ALMODÓVAR - Tenho um amigo que se diverte muito analisando meus roteiros. Diz que são tão complicados que só eu conseguiria realizá-los. Não creio que isso seja totalmente verdade, mas estou certo de que eles dependem de um tom, que só eu posso imprimir. Cada projeto meu consome, em média, dois anos. É muito tempo para conviver com personagens e situações. Eles vão virando fantasmas que passam a me assombrar. Adoro escrever roteiros, filmar. Faço isso com liberdade e descontração. O lançamento, em contrapartida, é sempre tenso. E tenho de ficar dando entrevistas. Muita gente se surpreende quando digo, mas fazer filmes é negócio difícil. A pressão é brutal. Nos festivais, sinto-me como fera enjaulada. Gosto ainda menos de participar de júris. A única competição que me mobiliza é a das salas, quando o público se manifesta.

Seus filmes fazem sucesso em todo o mundo. Isso é liberador?

ALMODÓVAR - Em termos. Libera e me permite fazer os filmes que quero sem muitos contratempos, mas, ao mesmo tempo, há uma cobrança cada vez maior por resultado.

Abraços Partidos é, entre outras coisas, sobre o cinema?

ALMODÓVAR - Acho que é. Sobre olhar e ser olhado, sobre a intimidade devassada por câmeras. No filme dentro do filme, ao descobrir que Penélope está tendo um caso com seu diretor, o milionário com quem ela vive contrata uma equipe para segui-la e filmá-la, em busca de evidências. E ele contrata uma leitora de lábios para saber o que Penélope diz ao amante.

Na grande cena, ela própria faz a leitura - a dublagem é uma evocação de Mulheres à Beira de um Ataque de Nervos?
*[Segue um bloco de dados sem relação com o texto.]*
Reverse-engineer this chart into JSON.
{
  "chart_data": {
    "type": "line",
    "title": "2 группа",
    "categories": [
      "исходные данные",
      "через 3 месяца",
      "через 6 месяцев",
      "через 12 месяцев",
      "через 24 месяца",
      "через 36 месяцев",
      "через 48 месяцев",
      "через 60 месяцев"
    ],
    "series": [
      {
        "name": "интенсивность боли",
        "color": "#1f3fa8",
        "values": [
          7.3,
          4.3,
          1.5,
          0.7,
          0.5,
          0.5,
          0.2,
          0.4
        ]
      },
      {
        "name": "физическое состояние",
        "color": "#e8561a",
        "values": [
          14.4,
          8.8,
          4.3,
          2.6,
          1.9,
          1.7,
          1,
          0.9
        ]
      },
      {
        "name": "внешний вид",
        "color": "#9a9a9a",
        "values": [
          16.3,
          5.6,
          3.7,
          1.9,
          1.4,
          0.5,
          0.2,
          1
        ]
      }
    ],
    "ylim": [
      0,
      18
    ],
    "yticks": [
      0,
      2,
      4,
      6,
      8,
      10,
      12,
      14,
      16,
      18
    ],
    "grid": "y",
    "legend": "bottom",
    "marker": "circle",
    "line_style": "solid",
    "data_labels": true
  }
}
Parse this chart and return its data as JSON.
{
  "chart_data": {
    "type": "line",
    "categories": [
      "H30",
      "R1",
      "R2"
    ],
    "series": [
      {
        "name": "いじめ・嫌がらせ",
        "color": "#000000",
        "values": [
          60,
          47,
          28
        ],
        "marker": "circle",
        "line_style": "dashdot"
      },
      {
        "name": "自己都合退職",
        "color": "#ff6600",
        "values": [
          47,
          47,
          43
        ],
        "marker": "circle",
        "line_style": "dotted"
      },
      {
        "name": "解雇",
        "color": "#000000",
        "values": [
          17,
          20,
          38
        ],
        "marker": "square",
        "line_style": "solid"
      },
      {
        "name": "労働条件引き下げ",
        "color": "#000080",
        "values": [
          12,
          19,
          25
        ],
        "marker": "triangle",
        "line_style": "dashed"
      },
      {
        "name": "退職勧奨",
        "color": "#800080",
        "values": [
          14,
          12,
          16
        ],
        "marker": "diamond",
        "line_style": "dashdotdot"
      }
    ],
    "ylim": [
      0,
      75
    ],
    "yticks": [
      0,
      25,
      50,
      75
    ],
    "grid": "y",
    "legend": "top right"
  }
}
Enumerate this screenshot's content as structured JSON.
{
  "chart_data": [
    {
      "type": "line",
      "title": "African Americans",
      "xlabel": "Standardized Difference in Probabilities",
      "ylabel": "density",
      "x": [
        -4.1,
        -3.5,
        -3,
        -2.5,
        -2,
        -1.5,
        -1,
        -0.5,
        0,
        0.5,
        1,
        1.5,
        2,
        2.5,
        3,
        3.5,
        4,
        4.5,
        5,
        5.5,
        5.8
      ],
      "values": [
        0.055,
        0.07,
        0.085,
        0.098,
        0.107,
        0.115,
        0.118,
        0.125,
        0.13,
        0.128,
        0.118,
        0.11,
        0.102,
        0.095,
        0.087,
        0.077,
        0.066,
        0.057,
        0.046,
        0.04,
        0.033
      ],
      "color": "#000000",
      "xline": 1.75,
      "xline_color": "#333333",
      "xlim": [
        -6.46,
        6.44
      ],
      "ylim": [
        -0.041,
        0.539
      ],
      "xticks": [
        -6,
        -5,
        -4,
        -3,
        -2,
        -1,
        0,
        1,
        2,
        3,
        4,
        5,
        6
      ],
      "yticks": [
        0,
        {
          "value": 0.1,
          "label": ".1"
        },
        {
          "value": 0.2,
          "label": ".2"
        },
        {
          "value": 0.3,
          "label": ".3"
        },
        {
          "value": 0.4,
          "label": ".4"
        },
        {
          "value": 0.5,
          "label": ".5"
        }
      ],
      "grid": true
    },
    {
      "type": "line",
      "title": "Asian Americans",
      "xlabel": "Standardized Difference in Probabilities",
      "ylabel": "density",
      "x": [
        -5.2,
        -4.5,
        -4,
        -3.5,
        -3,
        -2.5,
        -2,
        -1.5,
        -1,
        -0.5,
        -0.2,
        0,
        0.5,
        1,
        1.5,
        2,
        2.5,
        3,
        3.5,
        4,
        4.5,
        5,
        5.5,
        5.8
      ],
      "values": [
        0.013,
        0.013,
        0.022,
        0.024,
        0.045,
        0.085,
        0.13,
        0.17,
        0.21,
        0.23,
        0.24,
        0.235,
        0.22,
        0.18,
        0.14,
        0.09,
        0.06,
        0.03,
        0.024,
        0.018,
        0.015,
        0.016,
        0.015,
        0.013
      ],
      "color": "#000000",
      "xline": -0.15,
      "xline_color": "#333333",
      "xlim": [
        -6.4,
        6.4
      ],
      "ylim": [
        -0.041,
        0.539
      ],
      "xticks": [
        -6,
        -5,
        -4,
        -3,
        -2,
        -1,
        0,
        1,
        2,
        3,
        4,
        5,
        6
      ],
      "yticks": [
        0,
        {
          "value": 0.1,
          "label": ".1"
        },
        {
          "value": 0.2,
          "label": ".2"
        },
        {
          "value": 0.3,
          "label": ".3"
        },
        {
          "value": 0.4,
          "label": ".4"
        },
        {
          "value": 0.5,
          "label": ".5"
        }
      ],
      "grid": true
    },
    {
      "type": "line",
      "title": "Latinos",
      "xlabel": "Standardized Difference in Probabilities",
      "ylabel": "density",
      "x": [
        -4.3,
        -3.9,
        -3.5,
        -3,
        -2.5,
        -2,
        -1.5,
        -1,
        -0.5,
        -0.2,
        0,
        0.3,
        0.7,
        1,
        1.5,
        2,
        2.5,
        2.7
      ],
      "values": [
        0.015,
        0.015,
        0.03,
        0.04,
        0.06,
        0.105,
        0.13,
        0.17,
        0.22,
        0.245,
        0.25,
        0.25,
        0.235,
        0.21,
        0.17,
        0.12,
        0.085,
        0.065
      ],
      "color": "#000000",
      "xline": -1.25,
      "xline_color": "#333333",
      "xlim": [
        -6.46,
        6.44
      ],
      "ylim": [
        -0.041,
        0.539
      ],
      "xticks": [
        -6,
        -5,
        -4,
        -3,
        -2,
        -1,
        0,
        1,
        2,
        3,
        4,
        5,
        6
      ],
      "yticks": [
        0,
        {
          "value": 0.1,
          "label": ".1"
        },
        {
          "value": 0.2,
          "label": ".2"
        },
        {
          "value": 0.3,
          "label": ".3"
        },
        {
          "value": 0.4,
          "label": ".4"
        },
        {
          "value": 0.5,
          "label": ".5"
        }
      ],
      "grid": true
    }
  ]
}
ALMODÓVAR - Sim, claro, mas também é, principalmente, um filme sobre linguagem. Falo no sentido específico da palavra. Em meus filmes, sobretudo nos primeiros, a paixão era vivida como puro instinto. Tudo o que eu queria era transgredir. Com a idade, fui ficando mais reflexivo. Fale com Ela não tem aquele título por acaso. O falar hoje em dia é muito importante para mim. Falar, refletir. Nenhum outro filme meu tem tantas revelações quanto as do desfecho de Abraços Partidos. Mas, por favor, não tirem o prazer do público. Não revelem nada.

Você oferece outro grande papel a Penélope Cruz. Ela declarou que o entendimento entre vocês é total. O que me diz dessa sintonia profissional entre vocês?

ALMODÓVAR - Conheço Penélope desde que ela tinha 17 anos. Vi-a crescer, como mulher e atriz. Penélope é iluminada. O que eu fiz, para servir à personagem, foi colocar um pouco de sombra nessa luz toda. Acho que isso pode servir de metáfora para o próprio filme. Mas a verdade é que Penélope ainda me surpreende. Ela está sempre pronta a atuar em todos os registros, a se testar, a ir aos limites. Meu cinema deve muito aos atores.